The Accuracy Paradox

In a dataset where 99% of samples are negative, a classifier that always predicts "negative" achieves 99% accuracy. This is the accuracy paradox — high accuracy despite useless predictions. Balanced accuracy, F1, and MCC all address this by accounting for both positive and negative class performance.

Practical Considerations for Model Evaluation

Always report multiple metrics. No single number captures all aspects of performance. Pair accuracy with precision/recall for classification, or MAE with MAPE for measurement. Use confusion matrix visualization to identify specific error patterns. Consider the costs of different error types in your domain.

Sources & Methodology

Last updated: March 8, 2026

Frequently Asked Questions

What is the difference between accuracy and precision?

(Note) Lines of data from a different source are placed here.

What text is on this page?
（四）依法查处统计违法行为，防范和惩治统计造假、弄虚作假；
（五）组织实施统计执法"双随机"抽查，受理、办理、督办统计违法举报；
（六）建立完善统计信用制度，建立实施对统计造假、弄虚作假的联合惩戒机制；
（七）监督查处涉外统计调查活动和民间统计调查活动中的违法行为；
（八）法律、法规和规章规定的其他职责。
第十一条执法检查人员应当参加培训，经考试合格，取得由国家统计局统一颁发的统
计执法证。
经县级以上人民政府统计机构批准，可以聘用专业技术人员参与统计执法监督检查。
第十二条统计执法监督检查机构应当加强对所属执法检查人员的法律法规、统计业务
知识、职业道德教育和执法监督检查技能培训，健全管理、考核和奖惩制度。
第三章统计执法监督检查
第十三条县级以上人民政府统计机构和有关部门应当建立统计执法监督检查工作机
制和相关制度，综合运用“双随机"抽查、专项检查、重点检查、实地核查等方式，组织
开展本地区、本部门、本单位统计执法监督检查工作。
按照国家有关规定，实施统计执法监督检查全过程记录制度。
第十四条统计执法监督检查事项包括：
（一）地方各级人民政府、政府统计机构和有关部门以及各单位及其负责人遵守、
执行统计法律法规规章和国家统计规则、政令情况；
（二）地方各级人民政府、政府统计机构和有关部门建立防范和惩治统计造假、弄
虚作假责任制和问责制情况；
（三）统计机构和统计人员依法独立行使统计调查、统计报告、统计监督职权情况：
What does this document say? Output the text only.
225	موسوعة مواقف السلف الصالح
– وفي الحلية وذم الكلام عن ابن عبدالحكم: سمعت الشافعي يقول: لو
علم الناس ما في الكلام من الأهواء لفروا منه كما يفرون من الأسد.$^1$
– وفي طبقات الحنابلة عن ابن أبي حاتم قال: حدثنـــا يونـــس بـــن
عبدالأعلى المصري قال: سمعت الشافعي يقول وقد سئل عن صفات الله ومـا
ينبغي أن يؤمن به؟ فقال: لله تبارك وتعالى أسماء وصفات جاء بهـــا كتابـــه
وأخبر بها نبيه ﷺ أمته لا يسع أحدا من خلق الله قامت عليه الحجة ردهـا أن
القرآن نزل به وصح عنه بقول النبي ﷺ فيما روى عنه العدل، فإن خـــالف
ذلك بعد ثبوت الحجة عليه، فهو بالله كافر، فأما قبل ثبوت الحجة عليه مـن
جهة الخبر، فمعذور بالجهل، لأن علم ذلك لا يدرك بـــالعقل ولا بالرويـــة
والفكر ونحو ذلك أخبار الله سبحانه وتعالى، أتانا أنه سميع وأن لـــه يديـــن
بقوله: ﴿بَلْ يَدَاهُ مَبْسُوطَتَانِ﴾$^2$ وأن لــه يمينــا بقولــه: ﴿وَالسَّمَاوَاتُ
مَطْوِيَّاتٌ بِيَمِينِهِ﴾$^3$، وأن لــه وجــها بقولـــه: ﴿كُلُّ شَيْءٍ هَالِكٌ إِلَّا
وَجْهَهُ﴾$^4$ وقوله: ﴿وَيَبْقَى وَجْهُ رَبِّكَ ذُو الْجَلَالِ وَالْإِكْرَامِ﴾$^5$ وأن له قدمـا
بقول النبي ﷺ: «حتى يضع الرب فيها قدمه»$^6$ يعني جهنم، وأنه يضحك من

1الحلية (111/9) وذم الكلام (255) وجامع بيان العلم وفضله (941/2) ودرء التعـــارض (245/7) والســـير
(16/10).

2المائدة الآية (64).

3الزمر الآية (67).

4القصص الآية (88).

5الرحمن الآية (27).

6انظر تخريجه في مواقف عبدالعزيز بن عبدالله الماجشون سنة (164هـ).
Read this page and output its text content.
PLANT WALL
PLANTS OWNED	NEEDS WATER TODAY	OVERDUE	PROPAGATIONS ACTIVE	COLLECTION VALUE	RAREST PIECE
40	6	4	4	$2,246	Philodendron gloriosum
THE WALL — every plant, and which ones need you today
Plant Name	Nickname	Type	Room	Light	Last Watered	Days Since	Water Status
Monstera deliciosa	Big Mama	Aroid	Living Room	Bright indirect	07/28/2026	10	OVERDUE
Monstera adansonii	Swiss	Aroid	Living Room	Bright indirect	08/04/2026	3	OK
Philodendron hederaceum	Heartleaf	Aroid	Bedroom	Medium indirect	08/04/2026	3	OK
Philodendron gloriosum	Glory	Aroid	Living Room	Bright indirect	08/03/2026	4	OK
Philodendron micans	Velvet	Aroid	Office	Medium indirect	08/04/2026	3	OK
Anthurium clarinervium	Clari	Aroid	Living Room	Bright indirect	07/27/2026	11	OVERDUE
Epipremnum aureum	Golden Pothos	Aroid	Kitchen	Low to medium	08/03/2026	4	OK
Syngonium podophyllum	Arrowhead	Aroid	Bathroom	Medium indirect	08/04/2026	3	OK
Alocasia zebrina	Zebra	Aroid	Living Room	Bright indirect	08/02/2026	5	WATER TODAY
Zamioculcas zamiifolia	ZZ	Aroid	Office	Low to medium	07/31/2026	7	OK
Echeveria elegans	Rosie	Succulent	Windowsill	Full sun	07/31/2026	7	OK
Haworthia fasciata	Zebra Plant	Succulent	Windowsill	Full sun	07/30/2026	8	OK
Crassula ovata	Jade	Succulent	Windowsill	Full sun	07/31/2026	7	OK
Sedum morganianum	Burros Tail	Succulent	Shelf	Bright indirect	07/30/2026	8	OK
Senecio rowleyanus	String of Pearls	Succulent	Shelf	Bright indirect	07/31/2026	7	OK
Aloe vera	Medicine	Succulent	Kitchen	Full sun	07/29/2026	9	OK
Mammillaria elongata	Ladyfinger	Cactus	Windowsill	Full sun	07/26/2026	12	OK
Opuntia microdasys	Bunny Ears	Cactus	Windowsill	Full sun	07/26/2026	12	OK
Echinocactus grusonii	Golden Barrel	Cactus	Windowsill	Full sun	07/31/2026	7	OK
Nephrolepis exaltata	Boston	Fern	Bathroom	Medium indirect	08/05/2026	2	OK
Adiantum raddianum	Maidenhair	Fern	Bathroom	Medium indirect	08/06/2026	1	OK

Accuracy is the overall proportion of correct predictions (both positive and negative). Precision is the proportion of positive predictions that are actually positive. With a rare disease, a test that always says "negative" has high accuracy but zero precision.

When should I use F1 score vs accuracy?

Use F1 when classes are imbalanced or when false positives and false negatives have different costs. Use accuracy when classes are balanced and both types of errors are equally important.

What is MCC and why is it recommended?

Matthews Correlation Coefficient considers all four confusion matrix cells and produces a balanced measure even with imbalanced datasets. Unlike accuracy or F1, it's high only if the classifier does well on both positive and negative classes.

What is the difference between MAE and RMSE?

MAE gives equal weight to all errors. RMSE squares errors first, penalizing large errors disproportionately. If large errors are particularly undesirable, use RMSE. If all errors matter equally, use MAE.

How do I interpret R²?

R² = 1 means perfect prediction (all measured values exactly match actual). R² = 0 means the model is no better than predicting the mean. R² can be negative if predictions are worse than the mean.

What sample size do I need for reliable accuracy estimates?

The confidence interval width depends on accuracy × (1 − accuracy) / n. For 95% CI within ±2%, you need roughly n = accuracy × (1 − accuracy) × (1.96/0.02)² ≈ 2,400 for 50% accuracy, fewer for higher accuracy.